Alternando o tipo de posts, agora mais um sobre a sustentabilidade dos sistemas de saúde, com o finalizar do capítulo 2 e início do capitulo 3 do documento da OCDE.

J White aborda no final do seu capítulo a decisão sobre cobertura que deve ser dada pelo sector público, para se estabelecer de forma clara o que são “necessidades” a serem garantidas por sistemas públicos de solidariedade. Aqui toma a posição de não se poder estabelecer uma resposta única, uma vez que dependerá dos valores de cada sociedade. O que reclama é a importância de expansões de cobertura dos serviços abrangidos não poderem continuar sem escrutínio. Não aborda sequer a questão da cobertura em termos de quem deve estar protegido pelos sistemas públicos. Neste campo das coberturas, de serviços e de pessoas, não há realmente nada de novo proposto, sendo também que é consensualmente aceite em Portugal a cobertura universal (todos os residentes são abrangidos pelo Serviço Nacional de Saúde) e é crescentemente aceite a utilização de mecanismos de avaliação do que é incluído.

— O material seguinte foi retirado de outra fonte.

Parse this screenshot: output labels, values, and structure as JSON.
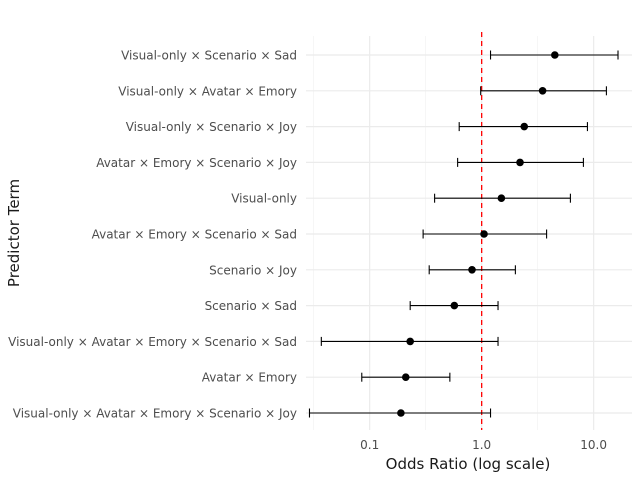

O capítulo 3 do documento da OCDE é dedicado a revisitar as práticas de estabelecimento de orçamentos para a saúde nos países da OCDE, e tem a autoria de C Vammalle, A Kumar, C Hulbert e G van der Vlugt.

Na sua discussão consideram quatro tipos de instrumentos orçamentais: politicas do lado da oferta (mecanismos de pagamento a prestadores, por exemplo, ou compras centralizadas), políticas do lado da procura (gatekeeping – passar por um médico de família primeiro, por exemplo), gestão pública e coordenação de políticas (como fixação directa de preços de medicamentos) e políticas de financiamento (alteração das fontes de receita). Não há aqui arrojo de propor novas abordagens ou instrumentos.

Para a discussão que realizam os autores realizaram um inquérito a técnicos que participam nos processos orçamentais de 27 países da OCDE.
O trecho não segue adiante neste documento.